Rick Santelli--Assertion--All CL Have To Take Physical Delivery?

Discussion in 'Trading' started by BlueStreek, May 27, 2008.

  1. Anybody that knows anything about futures will tell you that Rick is correct in that speculators (traders that have no intention of ever taking delivery and are guessing the future price) have ZERO to do with the current spot price of oil.

    Congress needs to pick up a text book and reeeed.
     
    #11     May 27, 2008
  2. Ultimately, the cash and futures price will merge by the last second....if there's any price discrepancy, the arbs will take care of that.

    http://masteroftheuniverse.wordpress.com/
     
    #12     May 27, 2008
  3. Santelli is behind the curve...

    ICE has a cash settlement option and does 2/3 of total crude trading.

    :D
     
    #13     May 27, 2008
  4. Are the commodity indexes and ETF`s "wharehousing" crude to account for investment dollars pouring into these financial vehicles, thus artificially taking supply off the market?

    no they buy and roll near month futures contracts

    With regard to Gold they do right?


    Well, it seems that there are a lot of people tht are playing in this market who (are not even thinking about taking physical delivery) it seems like a marginal concern at best!


    Theoretically if the arbs have moved the price of crude up over time, thus raising the spot market, and there is "new money" coming into the market, then when they arb the future market down, if this is the hot market, new money doesn`t let the arb work, b/c the new money takes up all the demand from the arbs, and then some, creating an ever higher and higher spot price, until ultimately, the bubble collapses onto itself---this would be my take on why this process doesn`t work as theoretically as your and rick`s arb model suggests.

    Its like a poker table with new players that keep coming in, specs, that allow the sellers to roll over their contracts with no appreciable drop, artificially raising the spot market, and pushing it up to the futures market, with the physical delivery folks just taking the price that is left to them as a result, until ultimately, the pattern collapses, like all pyramid type schemes, and then the self-fulfilling prophecy starts working in reverse to lower prices appreciably--i.e.--wheat.
     
    #14     May 27, 2008
  5. ICE has a cash settlement option and does 2/3 of total crude trading.

    Source to verify?
     
    #15     May 27, 2008
  6. jumper

    jumper

    That's not entirely true.

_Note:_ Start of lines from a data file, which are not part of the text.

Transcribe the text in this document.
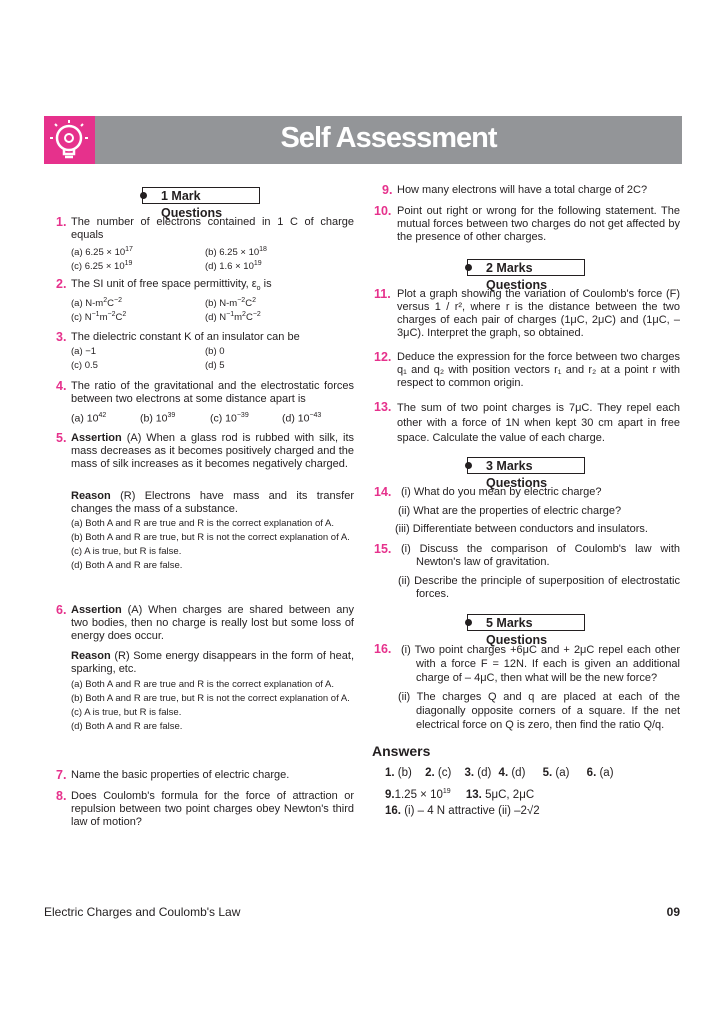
Self Assessment
1 Mark Questions
1. The number of electrons contained in 1 C of charge equals
(a) $6.25 \times 10^{17}$	(b) $6.25 \times 10^{18}$
(c) $6.25 \times 10^{19}$	(d) $1.6 \times 10^{19}$
2. The SI unit of free space permittivity, $\varepsilon_o$ is
(a) $N-m^2C^{-2}$	(b) $N-m^{-2}C^2$
(c) $N^{-1}m^{-2}C^2$	(d) $N^{-1}m^2C^{-2}$
3. The dielectric constant K of an insulator can be
(a) −1	(b) 0
(c) 0.5	(d) 5
4. The ratio of the gravitational and the electrostatic forces between two electrons at some distance apart is
(a) $10^{42}$	(b) $10^{39}$	(c) $10^{-39}$	(d) $10^{-43}$
5. Assertion (A) When a glass rod is rubbed with silk, its mass decreases as it becomes positively charged and the mass of silk increases as it becomes negatively charged.
Reason (R) Electrons have mass and its transfer changes the mass of a substance.
(a) Both A and R are true and R is the correct explanation of A.
(b) Both A and R are true, but R is not the correct explanation of A.
(c) A is true, but R is false.
(d) Both A and R are false.
6. Assertion (A) When charges are shared between any two bodies, then no charge is really lost but some loss of energy does occur.
Reason (R) Some energy disappears in the form of heat, sparking, etc.
(a) Both A and R are true and R is the correct explanation of A.
(b) Both A and R are true, but R is not the correct explanation of A.
(c) A is true, but R is false.
(d) Both A and R are false.
7. Name the basic properties of electric charge.
8. Does Coulomb's formula for the force of attraction or repulsion between two point charges obey Newton's third law of motion?
9. How many electrons will have a total charge of 2C?
10. Point out right or wrong for the following statement. The mutual forces between two charges do not get affected by the presence of other charges.
2 Marks Questions
11. Plot a graph showing the variation of Coulomb's force (F) versus 1 / r², where r is the distance between the two charges of each pair of charges (1μC, 2μC) and (1μC, – 3μC). Interpret the graph, so obtained.
12. Deduce the expression for the force between two charges q₁ and q₂ with position vectors r₁ and r₂ at a point r with respect to common origin.
13. The sum of two point charges is 7μC. They repel each other with a force of 1N when kept 30 cm apart in free space. Calculate the value of each charge.
3 Marks Questions
14. (i) What do you mean by electric charge?
(ii) What are the properties of electric charge?
(iii) Differentiate between conductors and insulators.
15. (i) Discuss the comparison of Coulomb's law with Newton's law of gravitation.
(ii) Describe the principle of superposition of electrostatic forces.
5 Marks Questions
16. (i) Two point charges +6μC and + 2μC repel each other with a force F = 12N. If each is given an additional charge of – 4μC, then what will be the new force?
(ii) The charges Q and q are placed at each of the diagonally opposite corners of a square. If the net electrical force on Q is zero, then find the ratio Q/q.
Answers
1. (b) 2. (c) 3. (d) 4. (d) 5. (a) 6. (a)
$9.1.25 \times 10^{19}$ 13. 5μC, 2μC
16. (i) – 4 N attractive (ii) –2√2
Electric Charges and Coulomb's Law	09
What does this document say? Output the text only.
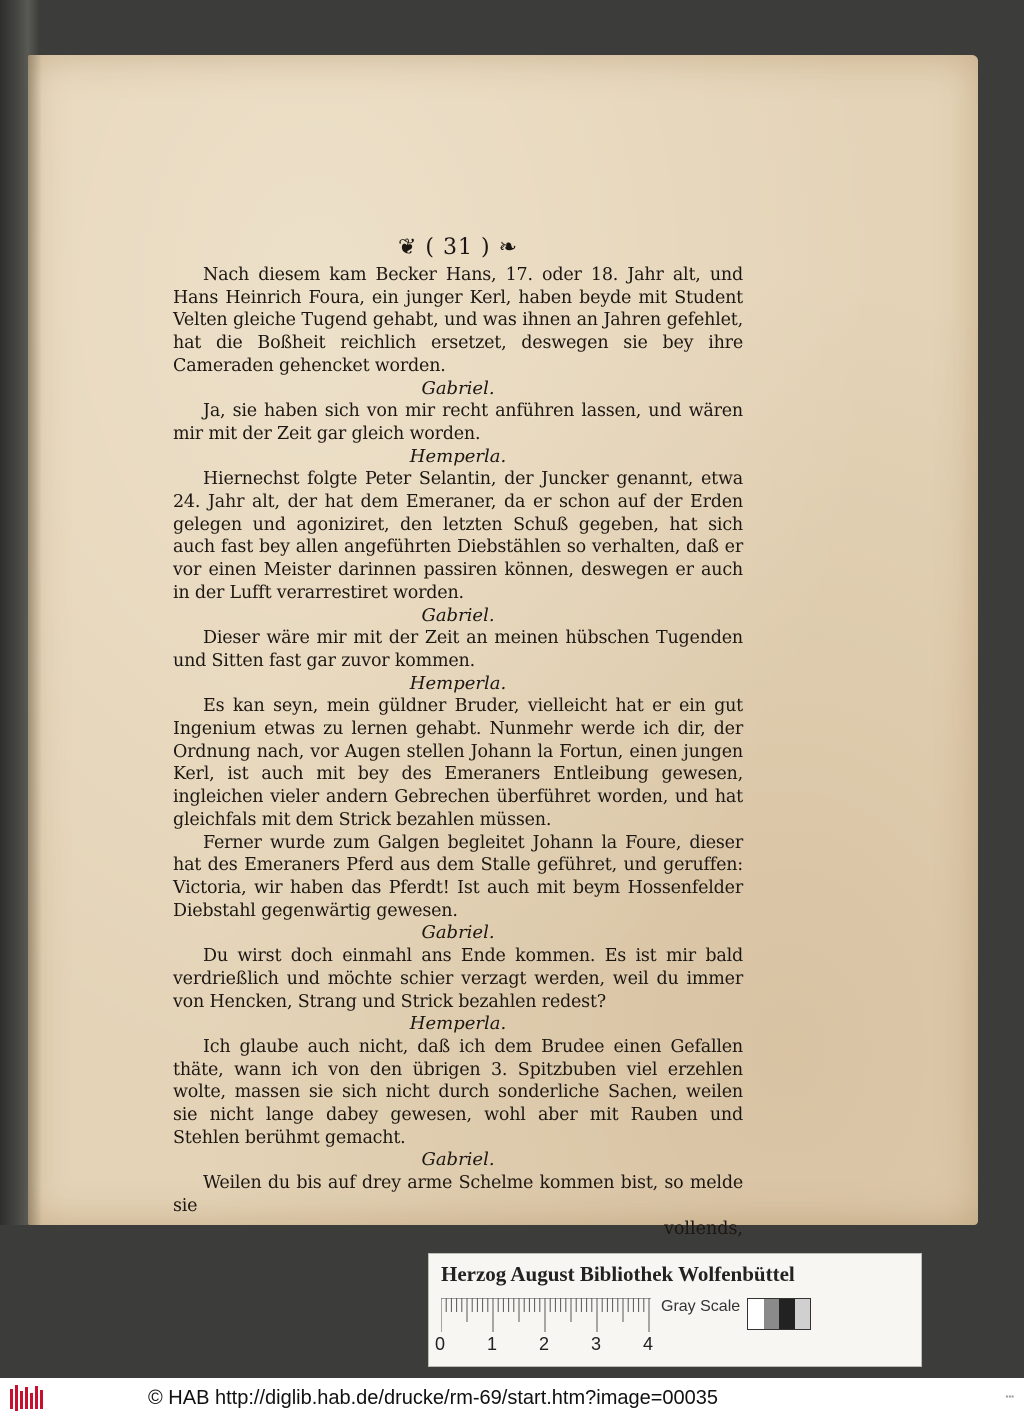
❦ ( 31 ) ❧

Nach diesem kam Becker Hans, 17. oder 18. Jahr alt, und Hans Heinrich Foura, ein junger Kerl, haben beyde mit Student Velten gleiche Tugend gehabt, und was ihnen an Jahren gefehlet, hat die Boßheit reichlich ersetzet, deswegen sie bey ihre Cameraden gehencket worden.

Gabriel.

Ja, sie haben sich von mir recht anführen lassen, und wären mir mit der Zeit gar gleich worden.

Hemperla.

Hiernechst folgte Peter Selantin, der Juncker genannt, etwa 24. Jahr alt, der hat dem Emeraner, da er schon auf der Erden gelegen und agoniziret, den letzten Schuß gegeben, hat sich auch fast bey allen angeführten Diebstählen so verhalten, daß er vor einen Meister darinnen passiren können, deswegen er auch in der Lufft verarrestiret worden.

Gabriel.

Dieser wäre mir mit der Zeit an meinen hübschen Tugenden und Sitten fast gar zuvor kommen.

Hemperla.

Es kan seyn, mein güldner Bruder, vielleicht hat er ein gut Ingenium etwas zu lernen gehabt. Nunmehr werde ich dir, der Ordnung nach, vor Augen stellen Johann la Fortun, einen jungen Kerl, ist auch mit bey des Emeraners Entleibung gewesen, ingleichen vieler andern Gebrechen überführet worden, und hat gleichfals mit dem Strick bezahlen müssen.

Ferner wurde zum Galgen begleitet Johann la Foure, dieser hat des Emeraners Pferd aus dem Stalle geführet, und geruffen: Victoria, wir haben das Pferdt! Ist auch mit beym Hossenfelder Diebstahl gegenwärtig gewesen.

Gabriel.

Du wirst doch einmahl ans Ende kommen. Es ist mir bald verdrießlich und möchte schier verzagt werden, weil du immer von Hencken, Strang und Strick bezahlen redest?

Hemperla.

Ich glaube auch nicht, daß ich dem Brudee einen Gefallen thäte, wann ich von den übrigen 3. Spitzbuben viel erzehlen wolte, massen sie sich nicht durch sonderliche Sachen, weilen sie nicht lange dabey gewesen, wohl aber mit Rauben und Stehlen berühmt gemacht.

Gabriel.

Weilen du bis auf drey arme Schelme kommen bist, so melde sie

vollends,

Herzog August Bibliothek Wolfenbüttel
0 1 2 3 4
Gray Scale
© HAB http://diglib.hab.de/drucke/rm-69/start.htm?image=00035	▪▪▪
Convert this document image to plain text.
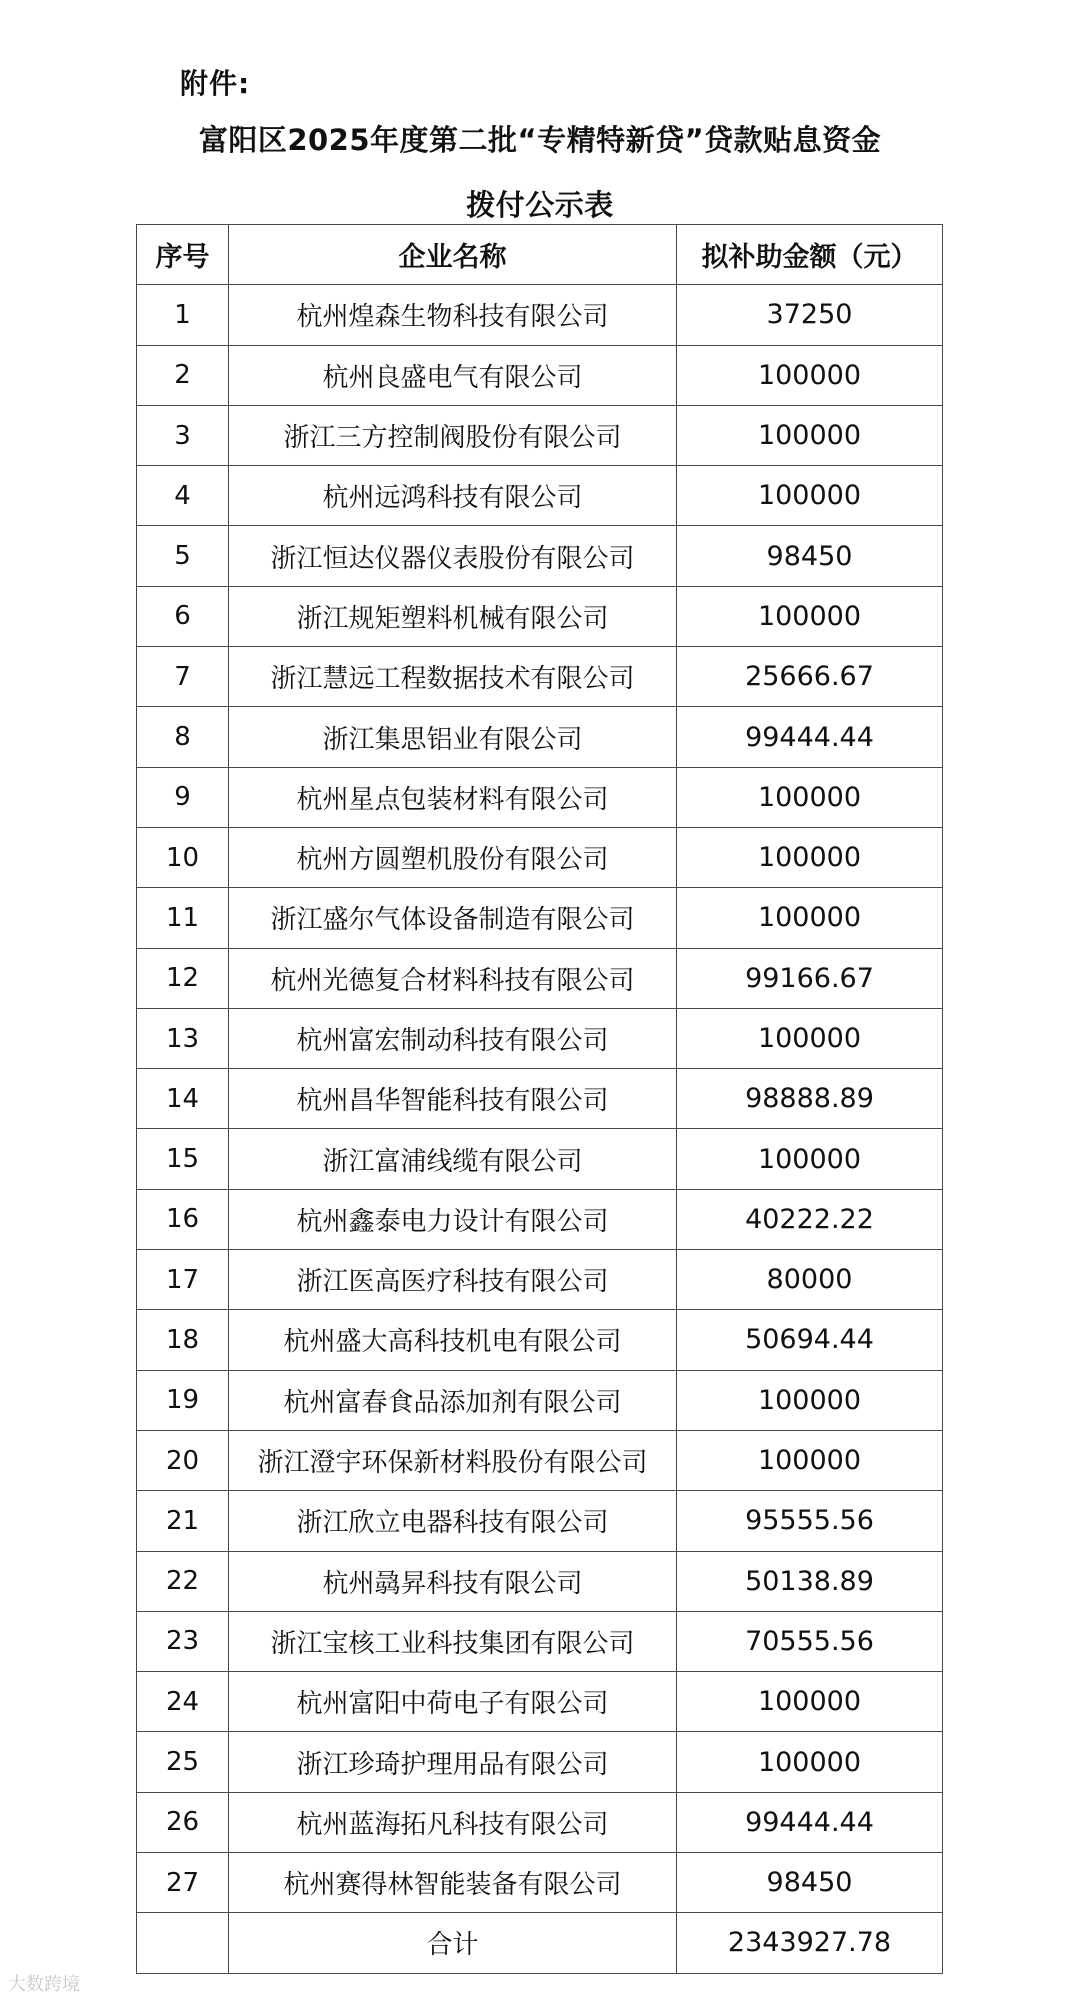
附件:
富阳区2025年度第二批“专精特新贷”贷款贴息资金
拨付公示表
序号	企业名称	拟补助金额（元）
1	杭州煌森生物科技有限公司	37250
2	杭州良盛电气有限公司	100000
3	浙江三方控制阀股份有限公司	100000
4	杭州远鸿科技有限公司	100000
5	浙江恒达仪器仪表股份有限公司	98450
6	浙江规矩塑料机械有限公司	100000
7	浙江慧远工程数据技术有限公司	25666.67
8	浙江集思铝业有限公司	99444.44
9	杭州星点包装材料有限公司	100000
10	杭州方圆塑机股份有限公司	100000
11	浙江盛尔气体设备制造有限公司	100000
12	杭州光德复合材料科技有限公司	99166.67
13	杭州富宏制动科技有限公司	100000
14	杭州昌华智能科技有限公司	98888.89
15	浙江富浦线缆有限公司	100000
16	杭州鑫泰电力设计有限公司	40222.22
17	浙江医高医疗科技有限公司	80000
18	杭州盛大高科技机电有限公司	50694.44
19	杭州富春食品添加剂有限公司	100000
20	浙江澄宇环保新材料股份有限公司	100000
21	浙江欣立电器科技有限公司	95555.56
22	杭州骉昇科技有限公司	50138.89
23	浙江宝核工业科技集团有限公司	70555.56
24	杭州富阳中荷电子有限公司	100000
25	浙江珍琦护理用品有限公司	100000
26	杭州蓝海拓凡科技有限公司	99444.44
27	杭州赛得林智能装备有限公司	98450
	合计	2343927.78
大数跨境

There are energy trading firms out there that do hold futures to delivery. They offset by cash/forward contracts or EFPs.
     
    #16     May 27, 2008
  7. That isn't quite right, the more out of line the more the arbs will work, its essentially free money. If there are big differences the amount of money that would flow to the arbs would far out weigh the amount of money speculators have.


    "Theoretically if the arbs have moved the price of crude up over time, thus raising the spot market"

    The arbs would lower the futures price, if it is much higher than the spot.


    This isn't what is happening in the wheat market, there was a squeeze on winter wheat (see the minneapolis march08 contract) which drove up the price, now there is a huge amount of wheat flooding the market so the price is dropping, this is not happening in oil, because the problem with crude is that there is not a quick way to bring new supplies online and its is in question whether there every will be.

    5yr
     
    #18     May 27, 2008
  8. jsmooth

    jsmooth

    Exactly! great post...this is one of the reasons you cant compare oil and Ags/Wheat
     
    #19     May 27, 2008
  9. I don`t know all the facts, I use the available knowledge I do have, use logical intuition and inferences, bet there is a whole lot of misinformation as to exactly what the facts are regarding the crude market.

    The goal of this thread is to try and seperate the misinformation from the facts about crude.


    Like B. Pickens saying that the World demand is 87 mm per day, and supply is only 85 mm, well obviously, if you were losing 2 mm per day, every day, crude would be a lot higher, and there could never be any inventory builds like we have seen.

    I want to get the facts about physical delivery: is it possible to spec prices up w/o taking physical delivery----RS believes this is impossible!

    But if 2/3 of price discovery is done on the ice, and the ice is cash settled, could this be a counter argument to RS`s assertion?